Il y a quelques heures encore, Michel Platini pensait certainement pouvoir revenir mettre son nez dans le foot, alors que la fin de sa suspension par la FIFA approchait. Pas si vite, le voilà rattrapé par une affaire bien plus grave qu'une vulgaire rémunération occulte : des soupçons de corruption autour de l’attribution du Mondial 2022. Dans ce dossier tentaculaire, l'ancien héros des Bleus risque cette fois gros. Très gros.

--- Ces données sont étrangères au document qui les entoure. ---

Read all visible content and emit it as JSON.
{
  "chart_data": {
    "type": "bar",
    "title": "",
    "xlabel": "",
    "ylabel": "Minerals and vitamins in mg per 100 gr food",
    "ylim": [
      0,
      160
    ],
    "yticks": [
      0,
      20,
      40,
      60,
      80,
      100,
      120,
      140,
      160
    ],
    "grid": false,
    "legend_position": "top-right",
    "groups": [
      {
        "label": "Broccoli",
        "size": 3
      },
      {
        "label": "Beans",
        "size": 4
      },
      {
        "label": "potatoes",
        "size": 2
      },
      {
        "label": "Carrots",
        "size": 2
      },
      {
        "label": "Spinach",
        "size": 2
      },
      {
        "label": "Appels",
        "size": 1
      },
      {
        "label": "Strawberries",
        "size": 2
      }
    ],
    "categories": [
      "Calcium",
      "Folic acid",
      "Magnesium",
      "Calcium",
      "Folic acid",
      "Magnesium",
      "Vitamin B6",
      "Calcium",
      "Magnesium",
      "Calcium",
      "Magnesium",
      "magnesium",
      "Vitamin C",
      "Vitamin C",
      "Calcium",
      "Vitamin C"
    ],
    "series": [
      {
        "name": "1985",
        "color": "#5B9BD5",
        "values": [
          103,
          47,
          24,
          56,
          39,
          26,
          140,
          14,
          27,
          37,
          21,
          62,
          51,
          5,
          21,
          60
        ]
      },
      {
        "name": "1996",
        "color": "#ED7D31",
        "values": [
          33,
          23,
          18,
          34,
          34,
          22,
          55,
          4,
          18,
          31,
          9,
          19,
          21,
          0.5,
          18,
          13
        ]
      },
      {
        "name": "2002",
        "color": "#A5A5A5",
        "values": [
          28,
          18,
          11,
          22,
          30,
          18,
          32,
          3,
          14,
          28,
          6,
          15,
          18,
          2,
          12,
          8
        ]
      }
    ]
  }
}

L’info qui pique : Michel Platini vient donc d’être placé en garde vue par le Parquet national financier (PNF). On parle ici de sales choses, de « corruption privée » , d’ « association de malfaiteurs » et de « trafic d’influence et recel de trafic d’influence » concernant l’attribution de la Coupe du monde de football 2022, qui se jouera au Qatar. Cette affaire implique également le staff de l’ancien président de la République Nicolas Sarkozy et ne se résume pas à une énième anecdote sur les dessous peu reluisants de la FIFA, notamment la façon dont elle attribue ses Mondiaux. Chaque édition a connu ses rumeurs, voire pour certaines ses condamnations, les enjeux économiques et géopolitiques étant désormais tellement importants, imposants, parfois cruciaux, qu’il est évidemment impensable que les batailles d’influence et autres manigances diplomatiques ne s’invitent pas dans la danse. Imagine-t-on une seconde un État sceller un contrat d’armement, notamment dans le Golfe, sans que des intermédiaires ne soient arrosés ? Voilà pour l’évidence, et personne n’a jamais cru que Doha devait son Mondial à la louable préoccupation d’offrir une reconnaissance au monde arabo-musulman – le Maroc était mieux placé – ou à la solidité de son dossier. Car tout y était à reconstruire.
État de droit vs FIFA
S’il est de plus en plus difficile de prouver que cette Coupe du monde n’a pas été achetée, ce qui se passe aujourd’hui est clair : la justice d’un pays s’empare véritablement du problème. Que ce soit à Zurich, où l’on digère encore la chute de Blatter et celle de Platini dans son sillage, ou en France, où Nicolas Sarkozy traîne une longue chaîne de procès et enquêtes judiciaires (ici, l’une de ses anciennes conseillères, Sophie Dion, est également en garde à vue, et Claude Guéant, l’ex-secrétaire général de Élysée, a été auditionné comme « suspect libre » ), le climat s’alourdit. La soif de transparence implique un léger retour de l’État de droit, y compris dans l’univers surprotégé des instances internationales du sport.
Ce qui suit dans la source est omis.